Although the Bible does mention many healings and includes a promise of future deliverance from illness and pain, it also emphasises the value of suffering in the life of a believer. Suffering helps Christians to trust not in themselves but in God; (37) it then allows them to comfort others in a similar position; (38) to enjoy communion with Christ; (39) and to become strong in their Christian lives – so that the apostle Paul even 'delights' in his troubles and hardships. (40) The book of Job is devoted to the mystery of why good people suffer. Christian commitment then, according to the Bible, is no guarantee of health or wealth. The main reason for embracing Christianity should be the conviction that it is true – not the hope that it is healthy.

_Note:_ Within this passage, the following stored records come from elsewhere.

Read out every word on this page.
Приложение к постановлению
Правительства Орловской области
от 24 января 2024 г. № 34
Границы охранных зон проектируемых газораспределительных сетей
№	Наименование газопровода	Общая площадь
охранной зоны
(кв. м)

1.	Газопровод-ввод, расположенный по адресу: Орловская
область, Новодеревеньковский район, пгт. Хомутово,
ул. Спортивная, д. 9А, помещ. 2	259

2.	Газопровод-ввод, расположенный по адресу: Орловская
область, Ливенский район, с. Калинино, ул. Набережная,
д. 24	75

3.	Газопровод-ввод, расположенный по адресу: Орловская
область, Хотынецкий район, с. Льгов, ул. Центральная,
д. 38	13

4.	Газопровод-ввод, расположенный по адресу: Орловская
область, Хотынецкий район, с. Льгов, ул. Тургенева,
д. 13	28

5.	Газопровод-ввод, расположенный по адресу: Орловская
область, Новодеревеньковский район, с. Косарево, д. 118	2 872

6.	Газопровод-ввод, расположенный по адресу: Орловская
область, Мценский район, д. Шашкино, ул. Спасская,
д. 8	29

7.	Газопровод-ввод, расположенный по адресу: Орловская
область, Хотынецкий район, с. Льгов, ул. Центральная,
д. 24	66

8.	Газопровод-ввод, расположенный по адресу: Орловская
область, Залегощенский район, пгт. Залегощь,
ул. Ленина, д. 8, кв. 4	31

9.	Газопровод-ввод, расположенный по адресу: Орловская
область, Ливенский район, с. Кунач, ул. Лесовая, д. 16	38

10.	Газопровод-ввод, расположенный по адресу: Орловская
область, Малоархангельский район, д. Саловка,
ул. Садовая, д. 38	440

While it is striking that faith appears to be associated with improved health outcomes, the Christian faith is not to be judged by its material benefits, but by whether it is true. Christianity's holistic emphasis on human beings whose physical, mental, relational and spiritual dimensions are all vitally important, is an important corrective to the reductionism of modern medicine. Patients do not simply present biological problems to be solved. Rather, effective medical interventions should address all the dimensions of our humanity. It is clear that most patients value and seek this form of holistic care.

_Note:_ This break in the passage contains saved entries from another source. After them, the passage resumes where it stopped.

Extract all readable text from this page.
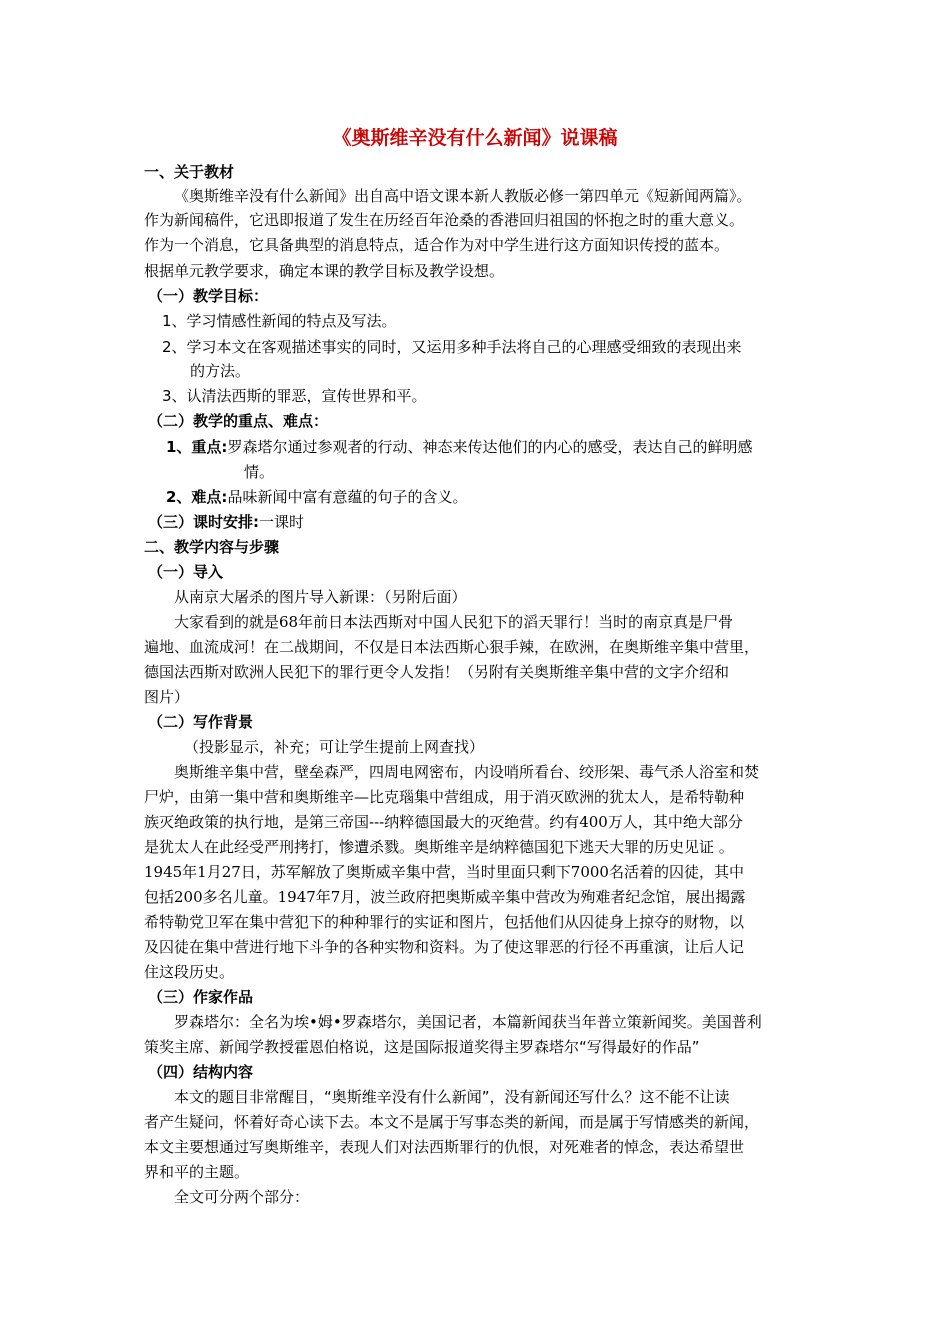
《奥斯维辛没有什么新闻》说课稿
一、关于教材
《奥斯维辛没有什么新闻》出自高中语文课本新人教版必修一第四单元《短新闻两篇》。
作为新闻稿件，它迅即报道了发生在历经百年沧桑的香港回归祖国的怀抱之时的重大意义。
作为一个消息，它具备典型的消息特点，适合作为对中学生进行这方面知识传授的蓝本。
根据单元教学要求，确定本课的教学目标及教学设想。
（一）教学目标：
1、学习情感性新闻的特点及写法。
2、学习本文在客观描述事实的同时，又运用多种手法将自己的心理感受细致的表现出来
的方法。
3、认清法西斯的罪恶，宣传世界和平。
（二）教学的重点、难点：
1、重点:罗森塔尔通过参观者的行动、神态来传达他们的内心的感受，表达自己的鲜明感
情。
2、难点:品味新闻中富有意蕴的句子的含义。
（三）课时安排:一课时
二、教学内容与步骤
（一）导入
从南京大屠杀的图片导入新课：（另附后面）
大家看到的就是68年前日本法西斯对中国人民犯下的滔天罪行！当时的南京真是尸骨
遍地、血流成河！在二战期间，不仅是日本法西斯心狠手辣，在欧洲，在奥斯维辛集中营里，
德国法西斯对欧洲人民犯下的罪行更令人发指！（另附有关奥斯维辛集中营的文字介绍和
图片）
（二）写作背景
（投影显示，补充；可让学生提前上网查找）
奥斯维辛集中营，壁垒森严，四周电网密布，内设哨所看台、绞形架、毒气杀人浴室和焚
尸炉，由第一集中营和奥斯维辛—比克瑙集中营组成，用于消灭欧洲的犹太人，是希特勒种
族灭绝政策的执行地，是第三帝国---纳粹德国最大的灭绝营。约有400万人，其中绝大部分
是犹太人在此经受严刑拷打，惨遭杀戮。奥斯维辛是纳粹德国犯下逃天大罪的历史见证 。
1945年1月27日，苏军解放了奥斯威辛集中营，当时里面只剩下7000名活着的囚徒，其中
包括200多名儿童。1947年7月，波兰政府把奥斯威辛集中营改为殉难者纪念馆，展出揭露
希特勒党卫军在集中营犯下的种种罪行的实证和图片，包括他们从囚徒身上掠夺的财物，以
及囚徒在集中营进行地下斗争的各种实物和资料。为了使这罪恶的行径不再重演，让后人记
住这段历史。
（三）作家作品
罗森塔尔：全名为埃•姆•罗森塔尔，美国记者，本篇新闻获当年普立策新闻奖。美国普利
策奖主席、新闻学教授霍恩伯格说，这是国际报道奖得主罗森塔尔“写得最好的作品”
（四）结构内容
本文的题目非常醒目，“奥斯维辛没有什么新闻”，没有新闻还写什么？这不能不让读
者产生疑问，怀着好奇心读下去。本文不是属于写事态类的新闻，而是属于写情感类的新闻，
本文主要想通过写奥斯维辛，表现人们对法西斯罪行的仇恨，对死难者的悼念，表达希望世
界和平的主题。
全文可分两个部分：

In contrast to the popular myth that Christian faith is bad for health, on balance, and despite its limitations, the published research suggests that faith is associated with longer life and a wide range of health benefits. In particular, faith is associated with improved mental health. At the very least, the burden of proof is on those who claim that faith is bad for health and that all forms of spiritual care should be excluded from modern medicine.